The patients have also studied once again, 6 months after termination of the treatment course. The therapeutic results were categorized as follows: No improvement, partial improvement, complete improvement.
Complete improvement: full re-epithelialization of the lesions for ulcerative ones or disappearance of induration and erythema; Partial improvement were classified as follows:
(a) Slight improvement: decrease in size up to 25%,
(b) Mild: decrease in size between 25 and 50%,
(c) Moderate improvement: decrease in size between 50 and 75%,
(d) Significant improvement: decrease in size more than 75%.

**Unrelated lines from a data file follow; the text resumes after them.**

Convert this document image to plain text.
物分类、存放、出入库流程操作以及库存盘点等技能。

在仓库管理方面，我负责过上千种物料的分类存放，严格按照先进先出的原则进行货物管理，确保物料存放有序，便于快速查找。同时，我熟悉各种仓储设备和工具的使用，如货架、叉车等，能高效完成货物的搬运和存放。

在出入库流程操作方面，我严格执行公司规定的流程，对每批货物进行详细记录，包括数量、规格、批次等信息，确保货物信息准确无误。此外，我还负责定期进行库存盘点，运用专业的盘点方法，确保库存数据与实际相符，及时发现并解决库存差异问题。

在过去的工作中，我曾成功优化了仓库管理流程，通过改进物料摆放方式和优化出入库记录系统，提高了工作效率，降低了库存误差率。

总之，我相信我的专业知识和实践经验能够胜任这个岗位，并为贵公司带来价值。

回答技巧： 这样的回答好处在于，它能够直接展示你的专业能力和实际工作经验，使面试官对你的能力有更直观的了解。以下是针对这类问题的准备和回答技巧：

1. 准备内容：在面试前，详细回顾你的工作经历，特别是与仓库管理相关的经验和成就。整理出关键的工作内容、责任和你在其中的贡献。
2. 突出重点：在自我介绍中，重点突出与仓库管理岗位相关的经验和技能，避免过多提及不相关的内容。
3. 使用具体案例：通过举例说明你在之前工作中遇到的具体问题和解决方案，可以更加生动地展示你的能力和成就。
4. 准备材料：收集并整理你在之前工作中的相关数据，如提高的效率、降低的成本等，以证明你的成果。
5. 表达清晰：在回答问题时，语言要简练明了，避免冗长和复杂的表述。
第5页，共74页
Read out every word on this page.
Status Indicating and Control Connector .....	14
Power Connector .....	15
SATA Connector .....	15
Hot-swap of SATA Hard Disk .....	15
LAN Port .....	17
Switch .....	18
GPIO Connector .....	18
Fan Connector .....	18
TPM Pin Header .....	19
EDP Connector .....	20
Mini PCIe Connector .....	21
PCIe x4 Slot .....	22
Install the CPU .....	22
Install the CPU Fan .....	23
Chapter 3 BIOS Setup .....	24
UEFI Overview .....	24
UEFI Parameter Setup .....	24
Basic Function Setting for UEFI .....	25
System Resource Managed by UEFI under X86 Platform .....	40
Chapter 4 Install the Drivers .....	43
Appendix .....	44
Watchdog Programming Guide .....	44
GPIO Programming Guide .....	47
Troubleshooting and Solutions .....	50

Photographs of pre-and post-treatment were evaluated by two dermatologists who were blinded to the type of treatments.
Statistical analysis
Data analysis was conducted using SPSS version 24; IBM Company, USA.
Numerical variables were summarized using mean ± SD and categorical variables presented as a number of patients and percentages. For evaluation of Global improvement, each improvement state is defined as an ordinal number; Complete improvement: 4, Significant improvement: 3, Moderate improvement: 2, Mild improvement: 1 and Slight improvement: 0. The mean difference between the two groups was reported as mean difference [MD, 95% confidence interval (CI)]. Two-factor repeated measure ANOVA was used to evaluate time treatment interaction between the treatment groups. Chi-square or Fisher’s exact tests were used to compare proportions between the two groups as appropriate. P < 0.05 was considered as significant.